Erano centinaia i migranti che, “nel tentativo di imbarcarsi per raggiungere le coste italiane, venivano privati della libertà personale e sottoposti a sistematiche vessazioni e atrocità al fine di ottenere dai loro congiunti il versamento, in favore degli stessi associati, di somme denaro quale prezzo della liberazione e/o della loro partenza verso lo Stato italiano”. E’ quanto scrivono i magistrati nel provvedimento di fermo emesso dal Procuratore aggiunto della Dda di Palermo Marzia Sabella, dai sostituti Geri Ferrara (Dda Palermo) e Gianluca Caputo (Procura di Agrigento), ed eseguito dalla Squadra mobile di Agrigento, guidata dal vicequestore aggiunto Giovanni Minardi, che ha portato in carcere tre migranti accusati di torture e sequestro di persona. “In assenza del pagamento, venivano alienati ad altri trafficanti di uomini per il loro sfruttamento sessuale e/o lavorativo o talora uccisi”, dicono i pm.
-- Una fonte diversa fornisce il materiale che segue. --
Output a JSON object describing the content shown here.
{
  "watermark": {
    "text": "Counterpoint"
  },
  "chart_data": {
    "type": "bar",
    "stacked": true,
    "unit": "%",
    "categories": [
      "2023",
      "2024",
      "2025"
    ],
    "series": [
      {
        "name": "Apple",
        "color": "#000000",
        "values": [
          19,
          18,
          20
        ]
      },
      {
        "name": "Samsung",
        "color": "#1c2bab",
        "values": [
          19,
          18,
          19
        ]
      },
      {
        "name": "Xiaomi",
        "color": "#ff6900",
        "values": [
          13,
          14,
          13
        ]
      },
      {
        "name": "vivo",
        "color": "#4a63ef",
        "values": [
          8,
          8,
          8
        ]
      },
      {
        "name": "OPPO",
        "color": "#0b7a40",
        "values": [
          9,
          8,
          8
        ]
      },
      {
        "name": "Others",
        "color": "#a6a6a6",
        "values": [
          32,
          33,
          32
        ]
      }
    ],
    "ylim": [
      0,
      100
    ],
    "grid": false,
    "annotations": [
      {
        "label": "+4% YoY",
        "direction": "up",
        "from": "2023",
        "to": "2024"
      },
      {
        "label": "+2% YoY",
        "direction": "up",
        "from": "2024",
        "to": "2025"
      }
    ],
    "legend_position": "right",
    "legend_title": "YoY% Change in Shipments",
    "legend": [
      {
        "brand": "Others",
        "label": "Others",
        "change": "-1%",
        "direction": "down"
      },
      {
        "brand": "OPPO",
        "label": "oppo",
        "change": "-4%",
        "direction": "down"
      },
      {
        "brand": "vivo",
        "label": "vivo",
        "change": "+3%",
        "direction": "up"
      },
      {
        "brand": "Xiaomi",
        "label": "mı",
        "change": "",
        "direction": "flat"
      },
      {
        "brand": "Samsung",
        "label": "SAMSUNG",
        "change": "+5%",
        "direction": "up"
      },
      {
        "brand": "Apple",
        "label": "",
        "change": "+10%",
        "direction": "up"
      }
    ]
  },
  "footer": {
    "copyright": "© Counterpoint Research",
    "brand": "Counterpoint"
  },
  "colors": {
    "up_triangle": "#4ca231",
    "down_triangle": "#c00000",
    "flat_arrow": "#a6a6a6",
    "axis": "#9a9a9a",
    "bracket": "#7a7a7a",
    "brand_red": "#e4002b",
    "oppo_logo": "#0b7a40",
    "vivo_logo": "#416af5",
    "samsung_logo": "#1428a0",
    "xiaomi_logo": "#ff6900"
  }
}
“In relazione al fermo di tre cittadini extracomunitari indiziati di avere preso parte ad atti di tortura all’interno di un illegale centro di detenzione libico in danno di migranti, esprimo soddisfazione per il lavoro investigativo svolto dalla Squadra mobile di Agrigentosotto il coordinamento dell Procure di Agrigento e Palermo”. Lo ha detto all’Adnkronos il Procuratore capo di Agrigento Luigi Patronaggio parlando dei tre fermi emessi a carico di tre migranti ospiti dell’hotspot di Messina, accusati di avere torturato e violentato decine di profughi in Libia. “Questo lavoro investigativo – prosegue Patronaggio – suscettibile di ulteriori importanti sviluppi, ha dato conferma delle inumani condizioni di vita all’interno dei cosiddetti capannoni di detenzione libici e la necessità di agire, anche a livello internazionale, per la tutela dei più elementari diritti umani e per la repressione di quei reati che, ogni giorno di più, si configurano come crimini contro l’umanità”.